Teads Holding Co.
- Formerly: Outbrain Inc. (2006–2025)
- Type: Public
- Traded as: Nasdaq: TEAD
- Industry: Internet
- Founded: 2006; 20 years ago
- Founders: Yaron Galai Ori Lahav
- Headquarters: New York City, New York, U.S.
- Key people: Yaron Galai, David Kostman, CO-CEO
- Products: Content Discovery Platform
- Revenue: US$1.30 billion (2025)
- Net income: −US$517 million (2025)
- Number of employees: 850
- Website: www.outbrain.com

= Outbrain =

American web advertising platform

Outbrain is a web recommendation platform founded in 2006 by co-founder and Co-CEO Yaron Galai and co-founder, Chief Technology Officer and General Manager, Ori Lahav. The company is headquartered in New York City.

In February 2024, Yaron Galai resigned.

The company generates revenue for online publishers by displaying feeds of content and ads, or boxes of links, known as chumboxes, to pages within a website or mobile platform. Advertisers pay Outbrain on a pay-per-click basis and a portion of that revenue is shared with publishers.

The quality of Outbrain's recommendations has been debated.

==Products==
Outbrain is a native advertising company. It uses targeted advertising to recommend articles, slideshows, blog posts, photos or videos to a reader. Some of the content recommended by Outbrain link to publisher's own content, while others link to other sites.

As of March 2019, Outbrain's promoted articles are found on 108,121 websites. In 2020, Outbrain delivered an average of 10 billion recommendations daily for over 20,000 advertisers.

==History==
Outbrain first marketed its content discovery platform in 2006.

It was founded by Yaron Galai and Ori Lahav, who were both officers in the Israeli Navy. Galai sold his company Quigo to AOL in 2007 for $363 million. Lahav worked at Shopping.com, acquired by eBay in 2005.
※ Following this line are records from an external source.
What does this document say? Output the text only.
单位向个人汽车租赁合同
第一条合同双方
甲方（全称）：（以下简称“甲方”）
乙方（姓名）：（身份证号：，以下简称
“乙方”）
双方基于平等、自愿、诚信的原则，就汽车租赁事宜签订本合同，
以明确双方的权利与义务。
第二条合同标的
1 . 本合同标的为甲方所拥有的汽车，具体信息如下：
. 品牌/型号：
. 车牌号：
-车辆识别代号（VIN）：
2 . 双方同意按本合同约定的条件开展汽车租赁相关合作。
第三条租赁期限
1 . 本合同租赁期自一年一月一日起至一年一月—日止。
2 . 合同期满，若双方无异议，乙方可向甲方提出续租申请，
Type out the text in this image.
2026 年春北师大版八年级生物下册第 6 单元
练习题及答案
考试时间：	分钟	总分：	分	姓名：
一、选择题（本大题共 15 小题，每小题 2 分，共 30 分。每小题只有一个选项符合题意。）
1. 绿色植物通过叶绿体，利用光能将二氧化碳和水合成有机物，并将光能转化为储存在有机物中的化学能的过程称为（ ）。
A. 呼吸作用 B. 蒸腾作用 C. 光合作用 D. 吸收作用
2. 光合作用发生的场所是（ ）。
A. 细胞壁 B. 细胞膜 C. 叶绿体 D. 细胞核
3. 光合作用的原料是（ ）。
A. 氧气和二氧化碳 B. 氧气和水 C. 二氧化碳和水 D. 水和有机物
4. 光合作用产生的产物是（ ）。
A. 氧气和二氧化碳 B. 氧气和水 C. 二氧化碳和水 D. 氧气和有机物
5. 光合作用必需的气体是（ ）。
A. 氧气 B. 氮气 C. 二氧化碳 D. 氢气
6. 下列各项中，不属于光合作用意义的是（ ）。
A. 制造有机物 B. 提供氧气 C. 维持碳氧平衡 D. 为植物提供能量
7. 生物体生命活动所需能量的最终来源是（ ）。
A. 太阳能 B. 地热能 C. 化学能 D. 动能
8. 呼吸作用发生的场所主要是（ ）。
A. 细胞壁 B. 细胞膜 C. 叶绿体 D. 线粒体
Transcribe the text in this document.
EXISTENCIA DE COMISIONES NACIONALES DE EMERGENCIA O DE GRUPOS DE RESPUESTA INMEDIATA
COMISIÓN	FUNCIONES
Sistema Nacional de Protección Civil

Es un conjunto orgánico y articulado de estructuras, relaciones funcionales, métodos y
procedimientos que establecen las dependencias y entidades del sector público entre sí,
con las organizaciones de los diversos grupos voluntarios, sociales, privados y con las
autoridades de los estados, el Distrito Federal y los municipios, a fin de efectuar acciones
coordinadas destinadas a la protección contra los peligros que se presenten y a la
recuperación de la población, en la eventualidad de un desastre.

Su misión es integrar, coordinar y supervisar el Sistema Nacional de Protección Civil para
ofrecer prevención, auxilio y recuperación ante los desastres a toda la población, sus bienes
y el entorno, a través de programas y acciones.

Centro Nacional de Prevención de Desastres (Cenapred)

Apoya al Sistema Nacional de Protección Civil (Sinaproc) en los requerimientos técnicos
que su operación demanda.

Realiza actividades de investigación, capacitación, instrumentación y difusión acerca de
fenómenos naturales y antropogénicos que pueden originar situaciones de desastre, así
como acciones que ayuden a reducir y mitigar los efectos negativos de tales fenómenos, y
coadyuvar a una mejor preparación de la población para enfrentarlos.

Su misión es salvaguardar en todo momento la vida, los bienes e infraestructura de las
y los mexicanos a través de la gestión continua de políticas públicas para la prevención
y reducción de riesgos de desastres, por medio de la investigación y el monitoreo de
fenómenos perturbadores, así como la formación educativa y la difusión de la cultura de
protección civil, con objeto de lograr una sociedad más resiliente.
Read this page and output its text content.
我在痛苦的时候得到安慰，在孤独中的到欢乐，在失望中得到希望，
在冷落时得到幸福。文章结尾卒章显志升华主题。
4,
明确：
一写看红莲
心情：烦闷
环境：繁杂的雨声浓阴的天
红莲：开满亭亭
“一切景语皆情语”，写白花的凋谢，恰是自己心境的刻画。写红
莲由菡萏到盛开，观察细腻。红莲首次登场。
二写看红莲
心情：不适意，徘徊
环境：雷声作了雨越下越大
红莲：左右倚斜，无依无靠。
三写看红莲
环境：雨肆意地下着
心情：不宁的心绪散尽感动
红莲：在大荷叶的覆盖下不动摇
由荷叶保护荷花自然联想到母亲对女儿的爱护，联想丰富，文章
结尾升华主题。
The company is headquartered in New York with global offices in London, San Francisco, Chicago, Washington, D.C., Cologne, Gurugram, Paris, Ljubljana, Munich, Milan, Madrid, Tokyo, São Paulo, Netanya, Singapore, and Sydney.

Outbrain went public in July 2021. The company offered 8 million shares in the IPO, bringing in $160 million.

===Mergers and acquisitions===
Outbrain has acquired 6 companies—related content recommendation platform, Surphace (February 2011), content curation platform, Scribit (December 2012), and predictive analytics company, Visual Revenue (March 2013). In early 2016, Outbrain acquired technology company Revee. In July 2017, Outbrain acquired Zemanta. In February 2019, Outbrain acquired Ligatus.

In October 2019, Outbrain announced its intention to merge with Taboola under the Taboola brand. In September 2020, Taboola and Outbrain ceased merger discussions.

In August 2024, Outbrain and Teads announced plans to merge in "an approximately $1 billion transaction".

In February 2025, Outrain announced the closing of its acquisition of Teads, following receipt of all necessary regulatory approvals. Following Outbrain’s acquisition of Teads in February 2025, they announced in June that the combined company has completed its corporate renaming from “Outbrain Inc.” to “Teads Holding Co.”

==Business model==
Advertisers typically pay on a pay-per-click basis and publishers generate income from external clicks. Approximately 75% of that revenue is paid to the site or app which presented the Outbrain link. Outbrain shares advertising revenue with publishers who implement their feeds or links on their sites, which are sometimes referred to as chumboxes.

==Reception==
Outbrain has often been compared with competitor Taboola. One way that Outbrain claimed to distinguish itself from Taboola was that it tried to pre-filter spammy links before displaying them, whereas Taboola had a feature called Taboola Choice, where users can offer feedback on what recommendations they do not like.

Both Outbrain and Taboola have been described by Internet commentators as alternatives to Google AdSense that content publishers could consider for revenue streams.

In November 2012, in response to criticism of it for low-quality links, Outbrain decided to cut off showing such links and stated that doing so would cause it a 25% revenue cut, but that it was important for its long-term reputation with publishers and users. In 2021, Outbrain revamped its algorithm to incorporate machine learning and artificial intelligence to improve the quality of its ads. However, the quality of Outbrain's recommendations have been debated.